LE TOUR : MICHAEL SCHUMACHER
Claquer un temps le coude à la portière, avec la meilleure voiture, Michael Schumacher sait faire. Mais avec sa F2005, l'Allemand doit se dépouiller depuis le début de la saison pour cacher sa misère pneumatique. Et même sur les boulevards de Monza, chez lui, il est 'à la rue'. Une seule solution : rouler avec peu d'appuis aéro et prendre sur soi. C'est ce qu'il fait à la limite de tout ce qui est imaginable à la 41e minute des essais libres 3 du Grand Prix d'Italie. Le "Tempio della velocita" vit un grand moment : le champion est à l'attaque totale, proche de la sortie de piste absolument partout.

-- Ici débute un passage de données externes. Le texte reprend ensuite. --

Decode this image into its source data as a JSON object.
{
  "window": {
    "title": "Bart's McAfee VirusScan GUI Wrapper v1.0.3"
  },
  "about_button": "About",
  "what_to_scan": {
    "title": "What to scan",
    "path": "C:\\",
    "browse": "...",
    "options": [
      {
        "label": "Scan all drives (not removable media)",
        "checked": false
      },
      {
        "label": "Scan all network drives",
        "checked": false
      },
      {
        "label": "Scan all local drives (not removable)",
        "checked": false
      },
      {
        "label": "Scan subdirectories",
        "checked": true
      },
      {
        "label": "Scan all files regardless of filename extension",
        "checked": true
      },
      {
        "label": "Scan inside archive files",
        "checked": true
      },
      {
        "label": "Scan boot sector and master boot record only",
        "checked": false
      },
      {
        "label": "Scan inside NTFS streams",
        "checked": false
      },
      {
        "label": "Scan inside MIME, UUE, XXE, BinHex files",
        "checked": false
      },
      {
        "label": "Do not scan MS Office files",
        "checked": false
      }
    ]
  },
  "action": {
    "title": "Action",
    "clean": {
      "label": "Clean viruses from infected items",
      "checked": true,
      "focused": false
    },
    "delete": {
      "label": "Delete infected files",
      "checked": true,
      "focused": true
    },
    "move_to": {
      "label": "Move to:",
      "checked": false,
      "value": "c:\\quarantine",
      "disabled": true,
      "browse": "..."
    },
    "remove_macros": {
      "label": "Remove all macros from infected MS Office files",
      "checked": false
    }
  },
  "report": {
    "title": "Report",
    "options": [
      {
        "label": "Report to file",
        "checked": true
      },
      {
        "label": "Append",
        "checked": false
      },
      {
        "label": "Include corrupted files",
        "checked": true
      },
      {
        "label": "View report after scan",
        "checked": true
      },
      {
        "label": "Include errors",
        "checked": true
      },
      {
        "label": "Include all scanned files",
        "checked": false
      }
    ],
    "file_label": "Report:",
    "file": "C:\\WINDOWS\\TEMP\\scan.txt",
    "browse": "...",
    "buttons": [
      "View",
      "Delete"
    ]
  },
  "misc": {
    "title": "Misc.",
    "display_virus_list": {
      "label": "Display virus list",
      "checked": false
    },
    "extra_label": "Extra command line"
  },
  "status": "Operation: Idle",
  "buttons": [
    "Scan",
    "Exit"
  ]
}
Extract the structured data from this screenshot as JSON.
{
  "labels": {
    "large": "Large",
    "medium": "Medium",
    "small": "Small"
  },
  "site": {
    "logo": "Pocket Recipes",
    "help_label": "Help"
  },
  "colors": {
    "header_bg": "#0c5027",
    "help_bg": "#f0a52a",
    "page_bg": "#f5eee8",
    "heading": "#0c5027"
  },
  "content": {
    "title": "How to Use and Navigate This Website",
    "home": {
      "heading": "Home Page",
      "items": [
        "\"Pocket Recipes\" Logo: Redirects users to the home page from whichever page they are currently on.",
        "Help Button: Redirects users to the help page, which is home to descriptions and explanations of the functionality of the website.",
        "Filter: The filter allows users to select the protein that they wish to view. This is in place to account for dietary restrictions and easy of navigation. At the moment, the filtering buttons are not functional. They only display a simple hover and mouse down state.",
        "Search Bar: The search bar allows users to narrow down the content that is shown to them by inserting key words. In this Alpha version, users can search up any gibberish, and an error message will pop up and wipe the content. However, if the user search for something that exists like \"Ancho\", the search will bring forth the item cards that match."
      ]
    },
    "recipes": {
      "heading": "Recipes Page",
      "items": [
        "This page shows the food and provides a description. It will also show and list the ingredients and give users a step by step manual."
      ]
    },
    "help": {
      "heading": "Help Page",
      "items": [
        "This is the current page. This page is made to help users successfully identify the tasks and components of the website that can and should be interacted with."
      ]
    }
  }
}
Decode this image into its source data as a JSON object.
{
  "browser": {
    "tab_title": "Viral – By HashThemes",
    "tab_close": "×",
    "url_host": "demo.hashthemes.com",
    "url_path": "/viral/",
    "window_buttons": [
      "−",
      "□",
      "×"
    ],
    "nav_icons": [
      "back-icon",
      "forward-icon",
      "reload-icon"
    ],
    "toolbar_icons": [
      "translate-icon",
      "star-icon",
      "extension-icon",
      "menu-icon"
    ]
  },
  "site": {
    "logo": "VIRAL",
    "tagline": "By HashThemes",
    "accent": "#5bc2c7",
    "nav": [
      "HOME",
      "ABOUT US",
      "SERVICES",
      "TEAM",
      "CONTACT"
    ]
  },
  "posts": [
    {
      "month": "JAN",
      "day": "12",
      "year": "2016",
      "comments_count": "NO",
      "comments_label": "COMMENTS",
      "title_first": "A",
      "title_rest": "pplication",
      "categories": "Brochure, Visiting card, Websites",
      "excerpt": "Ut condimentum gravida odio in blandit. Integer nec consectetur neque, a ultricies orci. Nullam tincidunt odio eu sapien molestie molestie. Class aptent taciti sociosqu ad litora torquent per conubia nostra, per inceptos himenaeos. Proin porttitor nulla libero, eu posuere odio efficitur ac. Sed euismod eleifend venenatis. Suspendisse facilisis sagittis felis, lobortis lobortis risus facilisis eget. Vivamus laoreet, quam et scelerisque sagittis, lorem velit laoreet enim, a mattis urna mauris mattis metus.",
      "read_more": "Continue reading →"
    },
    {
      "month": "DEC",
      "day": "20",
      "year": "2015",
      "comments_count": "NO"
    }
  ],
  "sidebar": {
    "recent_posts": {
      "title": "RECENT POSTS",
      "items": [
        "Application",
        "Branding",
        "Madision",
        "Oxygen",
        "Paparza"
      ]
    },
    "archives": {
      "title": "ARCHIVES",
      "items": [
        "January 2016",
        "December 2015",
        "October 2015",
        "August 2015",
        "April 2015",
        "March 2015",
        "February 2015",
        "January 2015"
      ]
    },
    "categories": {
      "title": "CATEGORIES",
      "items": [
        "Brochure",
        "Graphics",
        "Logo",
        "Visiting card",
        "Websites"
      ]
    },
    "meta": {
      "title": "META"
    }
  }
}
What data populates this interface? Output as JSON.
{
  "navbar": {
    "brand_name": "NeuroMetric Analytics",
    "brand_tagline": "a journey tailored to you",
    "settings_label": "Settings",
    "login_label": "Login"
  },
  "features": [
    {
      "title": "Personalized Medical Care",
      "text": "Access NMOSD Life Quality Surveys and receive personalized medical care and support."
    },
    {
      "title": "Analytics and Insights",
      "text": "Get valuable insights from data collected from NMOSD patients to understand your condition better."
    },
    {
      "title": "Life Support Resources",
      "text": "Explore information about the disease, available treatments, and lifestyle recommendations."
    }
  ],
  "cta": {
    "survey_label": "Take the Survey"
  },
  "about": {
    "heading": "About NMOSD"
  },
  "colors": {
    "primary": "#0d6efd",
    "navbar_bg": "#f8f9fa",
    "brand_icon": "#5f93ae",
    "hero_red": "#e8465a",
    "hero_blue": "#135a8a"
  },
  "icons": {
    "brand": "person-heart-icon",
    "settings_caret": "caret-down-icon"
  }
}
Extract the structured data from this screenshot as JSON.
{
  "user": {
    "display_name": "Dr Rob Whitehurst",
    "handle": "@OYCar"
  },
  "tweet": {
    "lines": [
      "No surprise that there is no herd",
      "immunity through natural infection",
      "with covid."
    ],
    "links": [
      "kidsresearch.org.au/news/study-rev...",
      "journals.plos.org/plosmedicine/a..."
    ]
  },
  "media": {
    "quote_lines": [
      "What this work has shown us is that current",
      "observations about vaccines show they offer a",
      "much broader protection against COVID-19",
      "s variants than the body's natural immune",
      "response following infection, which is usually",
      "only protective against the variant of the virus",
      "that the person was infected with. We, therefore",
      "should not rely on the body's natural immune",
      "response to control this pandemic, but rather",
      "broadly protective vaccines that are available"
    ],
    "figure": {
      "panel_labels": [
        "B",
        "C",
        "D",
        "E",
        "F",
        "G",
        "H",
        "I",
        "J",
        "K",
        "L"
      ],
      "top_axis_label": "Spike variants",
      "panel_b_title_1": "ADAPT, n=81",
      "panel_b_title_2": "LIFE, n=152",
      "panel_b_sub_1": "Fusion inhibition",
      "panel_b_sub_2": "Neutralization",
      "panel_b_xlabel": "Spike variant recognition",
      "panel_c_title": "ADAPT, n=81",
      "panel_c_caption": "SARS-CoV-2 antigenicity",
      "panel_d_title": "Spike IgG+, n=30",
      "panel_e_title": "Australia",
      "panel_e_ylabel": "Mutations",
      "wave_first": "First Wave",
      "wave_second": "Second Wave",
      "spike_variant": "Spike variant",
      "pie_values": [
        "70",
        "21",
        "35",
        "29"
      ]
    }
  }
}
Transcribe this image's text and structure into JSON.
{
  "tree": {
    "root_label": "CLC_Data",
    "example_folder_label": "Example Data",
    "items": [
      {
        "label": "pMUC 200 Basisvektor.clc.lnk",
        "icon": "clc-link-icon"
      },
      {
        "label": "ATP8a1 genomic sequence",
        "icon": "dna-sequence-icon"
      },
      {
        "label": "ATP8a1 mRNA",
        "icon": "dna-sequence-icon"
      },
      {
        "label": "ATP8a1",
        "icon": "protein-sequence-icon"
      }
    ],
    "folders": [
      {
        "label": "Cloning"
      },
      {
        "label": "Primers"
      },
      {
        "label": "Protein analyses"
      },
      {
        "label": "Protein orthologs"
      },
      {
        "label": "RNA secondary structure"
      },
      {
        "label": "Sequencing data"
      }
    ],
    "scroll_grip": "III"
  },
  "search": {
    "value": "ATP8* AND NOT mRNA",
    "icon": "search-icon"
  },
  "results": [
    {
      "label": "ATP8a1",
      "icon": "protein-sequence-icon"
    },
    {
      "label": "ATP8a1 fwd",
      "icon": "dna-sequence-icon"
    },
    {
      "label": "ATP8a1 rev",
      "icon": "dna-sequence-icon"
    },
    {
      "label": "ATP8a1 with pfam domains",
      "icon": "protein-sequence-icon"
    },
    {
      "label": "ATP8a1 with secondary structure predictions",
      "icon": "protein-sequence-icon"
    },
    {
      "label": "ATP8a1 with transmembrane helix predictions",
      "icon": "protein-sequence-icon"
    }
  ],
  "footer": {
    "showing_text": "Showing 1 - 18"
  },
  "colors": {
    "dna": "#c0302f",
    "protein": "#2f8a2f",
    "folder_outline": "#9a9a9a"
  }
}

En haut des bordures de la première chicane, presque dans l'herbe de la Roggia, plus tout à fait sur la piste ni dans le décor du Lesmo 2... Il violente la rossa comme un kart dans Ascari et rattrape encore miraculeusement l'arrière, puis perd presque l'avant dans la Parabolica, où il était sorti la veille. 1:22.728, c'est 0.175 sec plus rapide que la McLaren de Juan Pablo Montoya, le futur vainqueur. Schumi. De la rage. De l'orgueil.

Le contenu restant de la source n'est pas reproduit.